One day, he was walking and carrying a basket on his head with about 1,000 eggs in it, as well as two flocks of chickens on his shoulders. He began to think to himself: How long will I have to toil in this difficult business and make such a small profit? Since there are about 1,000 eggs on my head, and two flocks of chickens on my shoulders, when I reach the city. I will not go to the market to sell them. Instead, I will take everything to my house, and there the hens will sit on the eggs. A chick will hatch from each egg, so I will already have 1,000 chicks, and they will be females. When they grow up, they will lay 1,000 eggs a day, and from each egg a chick will hatch that will lay another egg, until, within months, I will have 2000,000 chickens. I will then sell each chicken for a dinar, and buy wool and send it abroad.
He calculated that within three years he will have accumulated 500,000 gold coins, with which he would buy houses, shops and orchards, making him the richest man around. He will then certainly be so important that when the king’s birthday arrives, he will be at the head of the dignitaries who come to greet him, and when he enters his presence, he will bow his head as the leader of the delegation in honor of the king.
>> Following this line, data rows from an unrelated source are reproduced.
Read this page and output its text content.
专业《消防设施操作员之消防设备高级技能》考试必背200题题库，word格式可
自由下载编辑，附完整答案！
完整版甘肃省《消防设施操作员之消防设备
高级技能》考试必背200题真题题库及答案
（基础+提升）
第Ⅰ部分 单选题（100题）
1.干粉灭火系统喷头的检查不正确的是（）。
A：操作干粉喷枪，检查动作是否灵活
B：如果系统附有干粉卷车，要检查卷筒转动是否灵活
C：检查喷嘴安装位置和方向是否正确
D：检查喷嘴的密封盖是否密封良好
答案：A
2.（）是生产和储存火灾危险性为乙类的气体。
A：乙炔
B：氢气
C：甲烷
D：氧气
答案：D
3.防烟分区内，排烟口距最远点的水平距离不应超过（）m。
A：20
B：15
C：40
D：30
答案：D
Since he was lost in his thoughts, he did not realize that he really made this movement, as if he were bowing his head before the king, and this caused the basket with the 1,000 eggs in it to fall. The eggs all broke and the chickens also fell and died. The sound of the eggs breaking woke him up from his daydream and he saw that he had nothing left, neither eggs nor chickens, neither gold coins nor wool, neither houses nor orchards, nor even a visit to the royal court. There were only broken eggs and the carcasses of chickens.
Likewise, when a person engages too much in imagination, picturing in his mind all kinds of ways in which he can achieve success and prosperity, his thoughts will lead to his ruin. On the contrary, the little joy he has when he imagines the success he thinks he will experience will cause him to lose out on all the goodness and prosperity that was decreed for him on Rosh Hashanah. A person must clearly recognize that all these thoughts are fantasies implanted in his mind by the Satan as a means of causing him to lose the goodness that was destined for him to receive. Therefore, he must banish them from his mind as soon as they arise.
With all this in mind, the Od Yosef Chaim explains the pasuk as follows: “When you build a new house.” This refers to when a person has a new idea pop into his mind of how he will build up wealth and prosperity. “And you shall make a railing for your roof.” This means that these ideas have to be fenced in. They cannot be allowed to overtake a person’s thoughts or to become an obsession. By doing this, one fences in these thoughts so that they cannot take away what was decreed for him. (Thoughts are referred to by Sefarim Hakedoshim as “roofs” because they live in a person’s mind, the top part of the body.) “And you shall not spill blood (damim) in your house.” The word “damim” connotes “dimyonos” (fantasies). Thus, these words mean that one should not allow fantasies to live in his home, as they can cause him to fall and to be left with nothing.